James Graham is one of the nation’s finest playwrights. After seeing This House for a second time this past Tuesday, that statement is undoubtable in my mind.
Graham – whose works have included the Channel 4 film Coalition, The Vote at the Donmar Warehouse, Labour of Love at the Noel Coward theatre (which just won the Olivier for Best New Comedy) and Ink – has a very specific style of witty comedy mixed with the drama of characters deeply in conflict with themselves over the right thing to do. And, more often than not, his characters are people whose actions can change the course of history.
James Graham’s characters are people whose actions can change the course of history
This is certainly the case for the play which arguably made his name, This House, which premiered at the National Theatre in 2012 and has enjoyed a West End revival in 2016 and now a tour. It tells the story of the 1974-79 Labour government, which was originally elected as a minority government, then gained a majority of three. By focusing on the rival Tory and Labour whips offices, Graham presents the drama of two sides scrambling to put things into motion in little more than a deadlock.
The Labour whips’ office is made up of the “Cockney geezer” Bob Mellish (Martin Marquez), Big Ben enthusiast Michael Cocks (Tony Turner), and first female whip, Ann Taylor (Natalie Grady). All three give very respectable performances, capturing both the comedy of their roles and the determination. This can equally be said for the Tory deputy whip Jack Weatherill (Matthew Pidgeon). However, the true heart of the show has to be James Gaddas as Labour deputy whip Walter Harrison. Confident in a kind of low-key way, he swaggers through the first half of the show before revealing a full range of emotion in act two as his character has to decide how much he will do to keep Labour in power.

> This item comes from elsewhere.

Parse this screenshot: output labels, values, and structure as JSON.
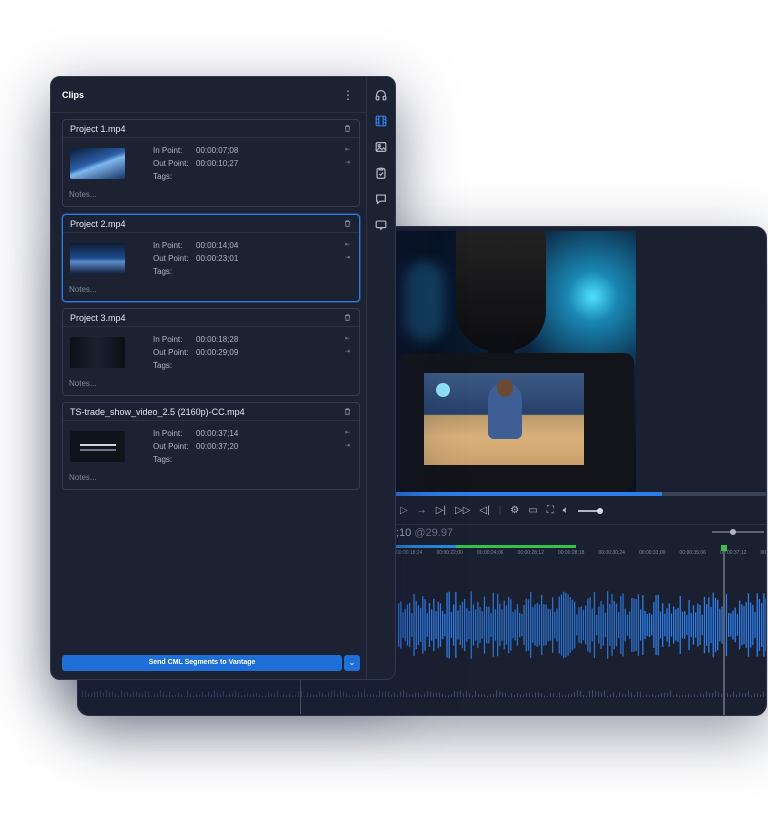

These visual representations make complicated political concepts easy for the audience to understand
The task is different for the ensemble members. They are called upon to perform about half a dozen characters each and their characters are broad and often very entertaining. While they might not be given a chance to show as much emotional range, the display of accents from all parts of the UK has to be commended. The co-production team of the National Theatre and Headlong is visible in the ensemble nature of the show. It is fully taken advantage of by directors Jeremy Herrin and Jonathan O’Boyle, most notably in the ‘dance sequences’. For instance, the David Bowie song ‘Five Years’ is played as the ensemble of MPs vote and drag themselves around Parliament, showing the exhaustive deadlock between both sides.

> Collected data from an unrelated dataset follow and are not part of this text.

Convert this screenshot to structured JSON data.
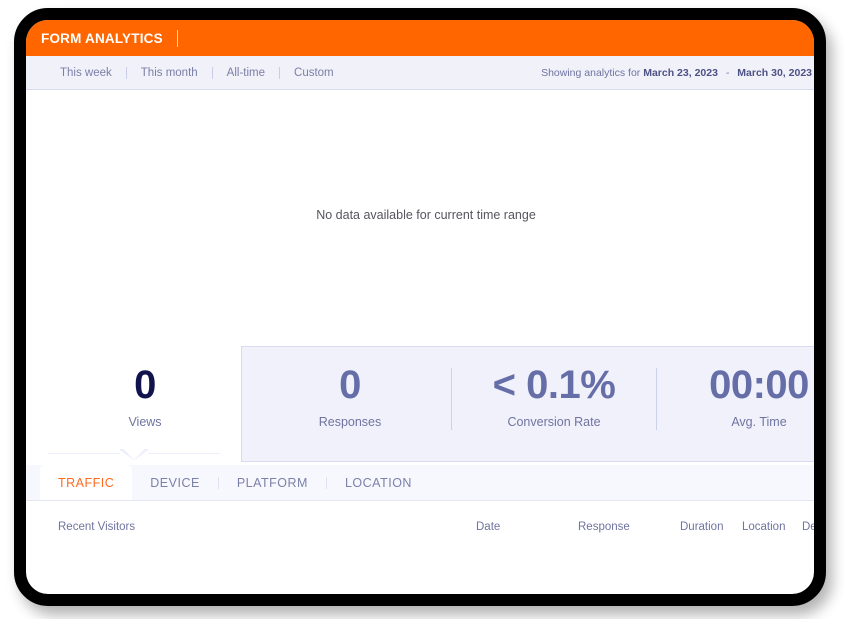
{
  "titlebar": {
    "title": "FORM ANALYTICS"
  },
  "filterbar": {
    "ranges": [
      {
        "label": "This week"
      },
      {
        "label": "This month"
      },
      {
        "label": "All-time"
      },
      {
        "label": "Custom"
      }
    ],
    "showing_prefix": "Showing analytics for",
    "start_date": "March 23, 2023",
    "date_separator": "-",
    "end_date": "March 30, 2023"
  },
  "chart": {
    "empty_message": "No data available for current time range"
  },
  "stats": [
    {
      "value": "0",
      "label": "Views"
    },
    {
      "value": "0",
      "label": "Responses"
    },
    {
      "value": "< 0.1%",
      "label": "Conversion Rate"
    },
    {
      "value": "00:00",
      "label": "Avg. Time"
    }
  ],
  "tabs": [
    {
      "label": "TRAFFIC",
      "active": true
    },
    {
      "label": "DEVICE",
      "active": false
    },
    {
      "label": "PLATFORM",
      "active": false
    },
    {
      "label": "LOCATION",
      "active": false
    }
  ],
  "table": {
    "section_title": "Recent Visitors",
    "columns": [
      {
        "label": "Date"
      },
      {
        "label": "Response"
      },
      {
        "label": "Duration"
      },
      {
        "label": "Location"
      },
      {
        "label": "Device"
      }
    ],
    "rows": []
  },
  "colors": {
    "accent_orange": "#ff6600",
    "tab_active_orange": "#ff6a20",
    "views_navy": "#12134c",
    "stat_purple": "#666ea8",
    "panel_bg": "#f1f1fb",
    "filterbar_bg": "#f1f1fa"
  }
}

The script itself is incredibly winning. The jokes, character sketches and ridiculous stories from 1970s Parliament quickly win over an audience which at first cannot help but be worried by the historical content. A challenge in the writing is how to convey the historical events and characters to people who might not be aware of them. This is further complicated by the use of constituencies rather than names in a lot of cases (Thatcher is only ever referenced as Finchley). There is a note in the programme, but it might have been easier to throw in some names of major figures to put people at ease.
There were quiet cheers when Birmingham was mentioned and some hisses during Thatcher’s first speech as PM
However, this detail is easily forgivable considering the care Graham puts into explaining the dilemma of winning votes in Parliament for a Labour party with either a small or non-existent majority. A blackboard is used in act one to show how many members each party has and how the whips have to win over the “odds and sods” – the MPs from smaller parties. In act two, the loss of the pairing agreement between government and opposition results in nursing mothers and recovering patients being brought into Parliament. These visual representations make complicated political concepts easy for the audience to understand. It might occasionally feel like a civics lesson but if so, it’s the best civics lesson you’ve ever had.
The engagement of the audience could very much be felt. There were quiet cheers when Birmingham was mentioned and some hisses during Thatcher’s first speech as PM. Members of the audience were seated on stage on green benches, representing the Chamber, and they often engage in voting along with members of the cast.
But more than entertaining an audience with titbits from the past, Graham and the cast and crew present a story which is necessary in making us think about what politics should be. The practice of politics goes from being a game (they bet on outcomes) to literally life and death at the end, and it isn’t clear what is the ideal. The parallels with the present are frightening: like in 1974, the government does not have a majority and Big Ben is no longer ringing.